Born in Seoul, South Korea, Krys Lee was brought up in the US but also studied in England. Her first book, Drifting House, is a collection of short stories set in North Korea, South Korea and the US. Lee lives in Seoul.
. . .
When did you know you were going to be a writer?
Since I was young – I always wrote poetry. My parents encouraged me to turn my love of writing into law but I did an English degree instead.
What books are currently on your bedside table?
Adam Johnson’s The Orphan Master’s Son; The Vintage Book of Contemporary World Poetry and The Necessary Angel by Wallace Stevens.

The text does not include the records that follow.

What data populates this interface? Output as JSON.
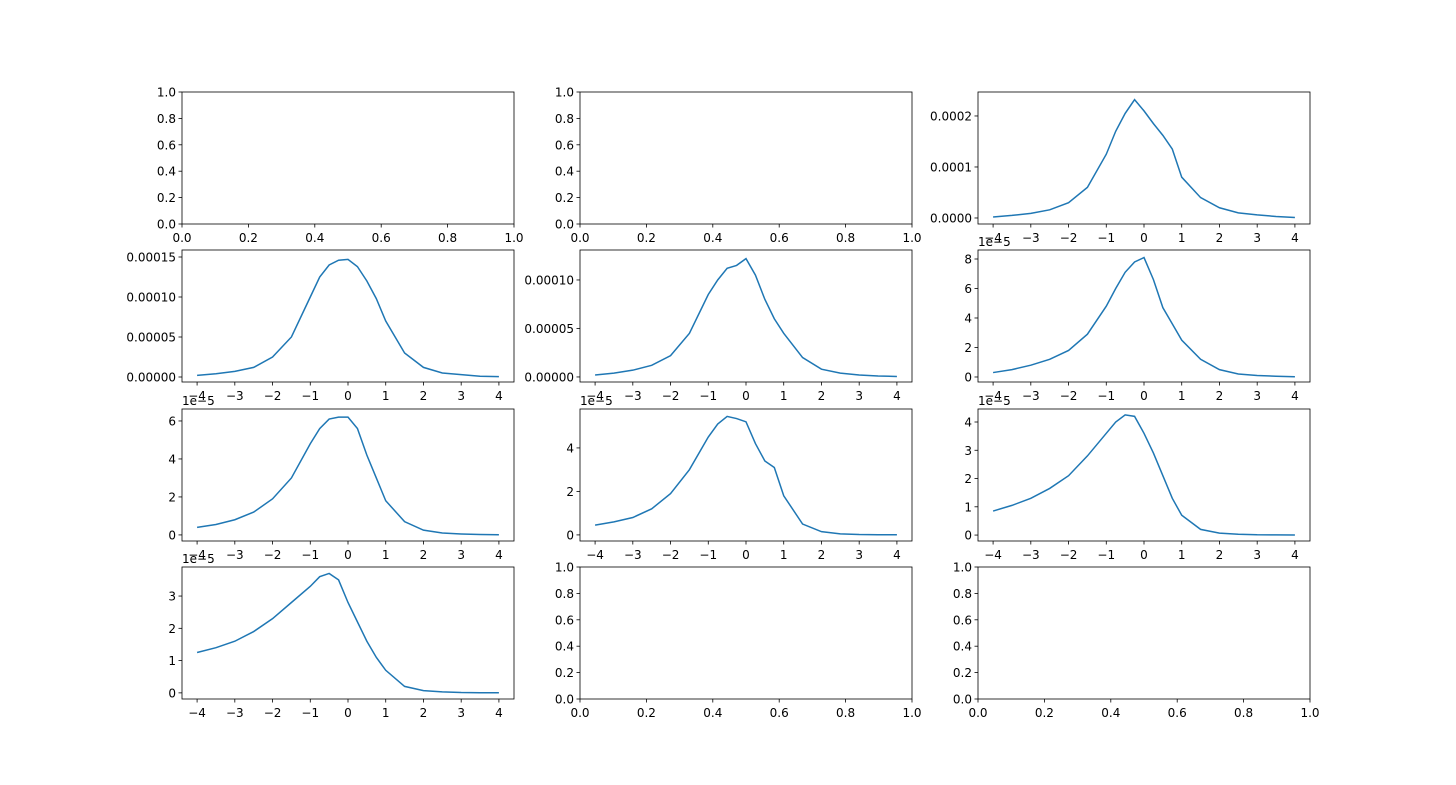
{
  "chart_data": [
    {
      "type": "line",
      "xlim": [
        0,
        1
      ],
      "ylim": [
        0,
        1
      ],
      "xticks": [
        {
          "value": 0,
          "label": "0.0"
        },
        {
          "value": 0.2,
          "label": "0.2"
        },
        {
          "value": 0.4,
          "label": "0.4"
        },
        {
          "value": 0.6,
          "label": "0.6"
        },
        {
          "value": 0.8,
          "label": "0.8"
        },
        {
          "value": 1,
          "label": "1.0"
        }
      ],
      "yticks": [
        {
          "value": 0,
          "label": "0.0"
        },
        {
          "value": 0.2,
          "label": "0.2"
        },
        {
          "value": 0.4,
          "label": "0.4"
        },
        {
          "value": 0.6,
          "label": "0.6"
        },
        {
          "value": 0.8,
          "label": "0.8"
        },
        {
          "value": 1,
          "label": "1.0"
        }
      ]
    },
    {
      "type": "line",
      "xlim": [
        0,
        1
      ],
      "ylim": [
        0,
        1
      ],
      "xticks": [
        {
          "value": 0,
          "label": "0.0"
        },
        {
          "value": 0.2,
          "label": "0.2"
        },
        {
          "value": 0.4,
          "label": "0.4"
        },
        {
          "value": 0.6,
          "label": "0.6"
        },
        {
          "value": 0.8,
          "label": "0.8"
        },
        {
          "value": 1,
          "label": "1.0"
        }
      ],
      "yticks": [
        {
          "value": 0,
          "label": "0.0"
        },
        {
          "value": 0.2,
          "label": "0.2"
        },
        {
          "value": 0.4,
          "label": "0.4"
        },
        {
          "value": 0.6,
          "label": "0.6"
        },
        {
          "value": 0.8,
          "label": "0.8"
        },
        {
          "value": 1,
          "label": "1.0"
        }
      ]
    },
    {
      "type": "line",
      "color": "#1f77b4",
      "xlim": [
        -4.4,
        4.4
      ],
      "ylim": [
        -1.18e-05,
        0.000247
      ],
      "xticks": [
        {
          "value": -4,
          "label": "−4"
        },
        {
          "value": -3,
          "label": "−3"
        },
        {
          "value": -2,
          "label": "−2"
        },
        {
          "value": -1,
          "label": "−1"
        },
        0,
        1,
        2,
        3,
        4
      ],
      "yticks": [
        {
          "value": 0,
          "label": "0.0000"
        },
        {
          "value": 0.0001,
          "label": "0.0001"
        },
        {
          "value": 0.0002,
          "label": "0.0002"
        }
      ],
      "x": [
        -4,
        -3.5,
        -3,
        -2.5,
        -2,
        -1.5,
        -1,
        -0.75,
        -0.5,
        -0.25,
        0,
        0.25,
        0.5,
        0.75,
        1,
        1.5,
        2,
        2.5,
        3,
        3.5,
        4
      ],
      "values": [
        2e-06,
        5e-06,
        9e-06,
        1.6e-05,
        3e-05,
        6e-05,
        0.000125,
        0.00017,
        0.000205,
        0.000232,
        0.00021,
        0.000185,
        0.000162,
        0.000135,
        8e-05,
        4e-05,
        2e-05,
        1e-05,
        6e-06,
        3e-06,
        1e-06
      ]
    },
    {
      "type": "line",
      "color": "#1f77b4",
      "xlim": [
        -4.4,
        4.4
      ],
      "ylim": [
        -6.25e-06,
        0.00015875
      ],
      "xticks": [
        {
          "value": -4,
          "label": "−4"
        },
        {
          "value": -3,
          "label": "−3"
        },
        {
          "value": -2,
          "label": "−2"
        },
        {
          "value": -1,
          "label": "−1"
        },
        0,
        1,
        2,
        3,
        4
      ],
      "yticks": [
        {
          "value": 0,
          "label": "0.00000"
        },
        {
          "value": 5e-05,
          "label": "0.00005"
        },
        {
          "value": 0.0001,
          "label": "0.00010"
        },
        {
          "value": 0.00015,
          "label": "0.00015"
        }
      ],
      "x": [
        -4,
        -3.5,
        -3,
        -2.5,
        -2,
        -1.5,
        -1,
        -0.75,
        -0.5,
        -0.25,
        0,
        0.25,
        0.5,
        0.75,
        1,
        1.5,
        2,
        2.5,
        3,
        3.5,
        4
      ],
      "values": [
        2e-06,
        4e-06,
        7e-06,
        1.2e-05,
        2.5e-05,
        5e-05,
        0.0001,
        0.000125,
        0.00014,
        0.000146,
        0.000147,
        0.000138,
        0.00012,
        9.8e-05,
        7e-05,
        3e-05,
        1.2e-05,
        5e-06,
        3e-06,
        1e-06,
        5e-07
      ]
    },
    {
      "type": "line",
      "color": "#1f77b4",
      "xlim": [
        -4.4,
        4.4
      ],
      "ylim": [
        -5.2e-06,
        0.0001309
      ],
      "xticks": [
        {
          "value": -4,
          "label": "−4"
        },
        {
          "value": -3,
          "label": "−3"
        },
        {
          "value": -2,
          "label": "−2"
        },
        {
          "value": -1,
          "label": "−1"
        },
        0,
        1,
        2,
        3,
        4
      ],
      "yticks": [
        {
          "value": 0,
          "label": "0.00000"
        },
        {
          "value": 5e-05,
          "label": "0.00005"
        },
        {
          "value": 0.0001,
          "label": "0.00010"
        }
      ],
      "x": [
        -4,
        -3.5,
        -3,
        -2.5,
        -2,
        -1.5,
        -1,
        -0.75,
        -0.5,
        -0.25,
        0,
        0.25,
        0.5,
        0.75,
        1,
        1.5,
        2,
        2.5,
        3,
        3.5,
        4
      ],
      "values": [
        2e-06,
        4e-06,
        7e-06,
        1.2e-05,
        2.2e-05,
        4.5e-05,
        8.5e-05,
        0.0001,
        0.000112,
        0.000115,
        0.000122,
        0.000105,
        8e-05,
        6e-05,
        4.5e-05,
        2e-05,
        8e-06,
        4e-06,
        2e-06,
        1e-06,
        5e-07
      ]
    },
    {
      "type": "line",
      "color": "#1f77b4",
      "offset_text": "1e−5",
      "xlim": [
        -4.4,
        4.4
      ],
      "ylim": [
        -0.34,
        8.61
      ],
      "xticks": [
        {
          "value": -4,
          "label": "−4"
        },
        {
          "value": -3,
          "label": "−3"
        },
        {
          "value": -2,
          "label": "−2"
        },
        {
          "value": -1,
          "label": "−1"
        },
        0,
        1,
        2,
        3,
        4
      ],
      "yticks": [
        0,
        2,
        4,
        6,
        8
      ],
      "x": [
        -4,
        -3.5,
        -3,
        -2.5,
        -2,
        -1.5,
        -1,
        -0.75,
        -0.5,
        -0.25,
        0,
        0.25,
        0.5,
        0.75,
        1,
        1.5,
        2,
        2.5,
        3,
        3.5,
        4
      ],
      "values": [
        0.3,
        0.5,
        0.8,
        1.2,
        1.8,
        2.9,
        4.8,
        6,
        7.1,
        7.8,
        8.1,
        6.6,
        4.7,
        3.6,
        2.5,
        1.2,
        0.5,
        0.2,
        0.1,
        0.05,
        0.02
      ]
    },
    {
      "type": "line",
      "color": "#1f77b4",
      "offset_text": "1e−5",
      "xlim": [
        -4.4,
        4.4
      ],
      "ylim": [
        -0.32,
        6.63
      ],
      "xticks": [
        {
          "value": -4,
          "label": "−4"
        },
        {
          "value": -3,
          "label": "−3"
        },
        {
          "value": -2,
          "label": "−2"
        },
        {
          "value": -1,
          "label": "−1"
        },
        0,
        1,
        2,
        3,
        4
      ],
      "yticks": [
        0,
        2,
        4,
        6
      ],
      "x": [
        -4,
        -3.5,
        -3,
        -2.5,
        -2,
        -1.5,
        -1,
        -0.75,
        -0.5,
        -0.25,
        0,
        0.25,
        0.5,
        0.75,
        1,
        1.5,
        2,
        2.5,
        3,
        3.5,
        4
      ],
      "values": [
        0.4,
        0.55,
        0.8,
        1.2,
        1.9,
        3,
        4.8,
        5.6,
        6.1,
        6.2,
        6.2,
        5.6,
        4.2,
        3,
        1.8,
        0.7,
        0.25,
        0.1,
        0.05,
        0.02,
        0.01
      ]
    },
    {
      "type": "line",
      "color": "#1f77b4",
      "offset_text": "1e−5",
      "xlim": [
        -4.4,
        4.4
      ],
      "ylim": [
        -0.28,
        5.79
      ],
      "xticks": [
        {
          "value": -4,
          "label": "−4"
        },
        {
          "value": -3,
          "label": "−3"
        },
        {
          "value": -2,
          "label": "−2"
        },
        {
          "value": -1,
          "label": "−1"
        },
        0,
        1,
        2,
        3,
        4
      ],
      "yticks": [
        0,
        2,
        4
      ],
      "x": [
        -4,
        -3.5,
        -3,
        -2.5,
        -2,
        -1.5,
        -1,
        -0.75,
        -0.5,
        -0.25,
        0,
        0.25,
        0.5,
        0.75,
        1,
        1.5,
        2,
        2.5,
        3,
        3.5,
        4
      ],
      "values": [
        0.45,
        0.6,
        0.8,
        1.2,
        1.9,
        3,
        4.5,
        5.1,
        5.45,
        5.35,
        5.2,
        4.2,
        3.4,
        3.1,
        1.8,
        0.5,
        0.15,
        0.05,
        0.02,
        0.01,
        0.005
      ]
    },
    {
      "type": "line",
      "color": "#1f77b4",
      "offset_text": "1e−5",
      "xlim": [
        -4.4,
        4.4
      ],
      "ylim": [
        -0.21,
        4.46
      ],
      "xticks": [
        {
          "value": -4,
          "label": "−4"
        },
        {
          "value": -3,
          "label": "−3"
        },
        {
          "value": -2,
          "label": "−2"
        },
        {
          "value": -1,
          "label": "−1"
        },
        0,
        1,
        2,
        3,
        4
      ],
      "yticks": [
        0,
        1,
        2,
        3,
        4
      ],
      "x": [
        -4,
        -3.5,
        -3,
        -2.5,
        -2,
        -1.5,
        -1,
        -0.75,
        -0.5,
        -0.25,
        0,
        0.25,
        0.5,
        0.75,
        1,
        1.5,
        2,
        2.5,
        3,
        3.5,
        4
      ],
      "values": [
        0.85,
        1.05,
        1.3,
        1.65,
        2.1,
        2.8,
        3.6,
        4,
        4.25,
        4.2,
        3.6,
        2.9,
        2.1,
        1.3,
        0.7,
        0.2,
        0.07,
        0.03,
        0.01,
        0.005,
        0.002
      ]
    },
    {
      "type": "line",
      "color": "#1f77b4",
      "offset_text": "1e−5",
      "xlim": [
        -4.4,
        4.4
      ],
      "ylim": [
        -0.19,
        3.9
      ],
      "xticks": [
        {
          "value": -4,
          "label": "−4"
        },
        {
          "value": -3,
          "label": "−3"
        },
        {
          "value": -2,
          "label": "−2"
        },
        {
          "value": -1,
          "label": "−1"
        },
        0,
        1,
        2,
        3,
        4
      ],
      "yticks": [
        0,
        1,
        2,
        3
      ],
      "x": [
        -4,
        -3.5,
        -3,
        -2.5,
        -2,
        -1.5,
        -1,
        -0.75,
        -0.5,
        -0.25,
        0,
        0.25,
        0.5,
        0.75,
        1,
        1.5,
        2,
        2.5,
        3,
        3.5,
        4
      ],
      "values": [
        1.25,
        1.4,
        1.6,
        1.9,
        2.3,
        2.8,
        3.3,
        3.6,
        3.7,
        3.5,
        2.8,
        2.2,
        1.6,
        1.1,
        0.7,
        0.2,
        0.07,
        0.03,
        0.01,
        0.005,
        0.002
      ]
    },
    {
      "type": "line",
      "xlim": [
        0,
        1
      ],
      "ylim": [
        0,
        1
      ],
      "xticks": [
        {
          "value": 0,
          "label": "0.0"
        },
        {
          "value": 0.2,
          "label": "0.2"
        },
        {
          "value": 0.4,
          "label": "0.4"
        },
        {
          "value": 0.6,
          "label": "0.6"
        },
        {
          "value": 0.8,
          "label": "0.8"
        },
        {
          "value": 1,
          "label": "1.0"
        }
      ],
      "yticks": [
        {
          "value": 0,
          "label": "0.0"
        },
        {
          "value": 0.2,
          "label": "0.2"
        },
        {
          "value": 0.4,
          "label": "0.4"
        },
        {
          "value": 0.6,
          "label": "0.6"
        },
        {
          "value": 0.8,
          "label": "0.8"
        },
        {
          "value": 1,
          "label": "1.0"
        }
      ]
    },
    {
      "type": "line",
      "xlim": [
        0,
        1
      ],
      "ylim": [
        0,
        1
      ],
      "xticks": [
        {
          "value": 0,
          "label": "0.0"
        },
        {
          "value": 0.2,
          "label": "0.2"
        },
        {
          "value": 0.4,
          "label": "0.4"
        },
        {
          "value": 0.6,
          "label": "0.6"
        },
        {
          "value": 0.8,
          "label": "0.8"
        },
        {
          "value": 1,
          "label": "1.0"
        }
      ],
      "yticks": [
        {
          "value": 0,
          "label": "0.0"
        },
        {
          "value": 0.2,
          "label": "0.2"
        },
        {
          "value": 0.4,
          "label": "0.4"
        },
        {
          "value": 0.6,
          "label": "0.6"
        },
        {
          "value": 0.8,
          "label": "0.8"
        },
        {
          "value": 1,
          "label": "1.0"
        }
      ]
    }
  ]
}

What book changed your life?
I often return to Shakespeare’s Hamlet, the poetry of John Ashbery and Elizabeth Bishop, Samuel Beckett’s Waiting For Godot, and the work of Chang-Rae Lee.
Where do you write best?
Outdoors, indoors, in bed, anywhere. Wherever I feel loose.
What music helps you write?
Schubert’s Death and the Maiden, Chopin’s Nocturnes, jazz, Sinead O’Connor, The Rolling Stones, Florence and the Machine.
Who would you most like to sit next to at a dinner party?
God, if he exists. I have a lot of questions for him.
What are you scared of?
Love. Loving someone is a terrifying and a wonderful experience.
When do you feel most free?
When I’m travelling in a place where no one knows me.
What is the best piece of advice a parent gave you?
They told me to read. I don’t remember much of my childhood except for a few ugly bits and all that beautiful, necessary reading.
What book do you wish you’d written?
Charles D’Ambrosio’s The Dead Fish Museum; William Trevor’s Collected Stories; Kazuo Ishiguro’s The Remains of the Day; Toni Morrison’s Beloved.
How would you earn your living if you had to give up writing?
I’d be a park ranger somewhere as wild as possible, in the US or India.
What does it mean to be a writer?
It’s the cheapest profession in the world – it only requires a pen and paper. And it is a way to communicate with an unknown world, a world that is now coming to me.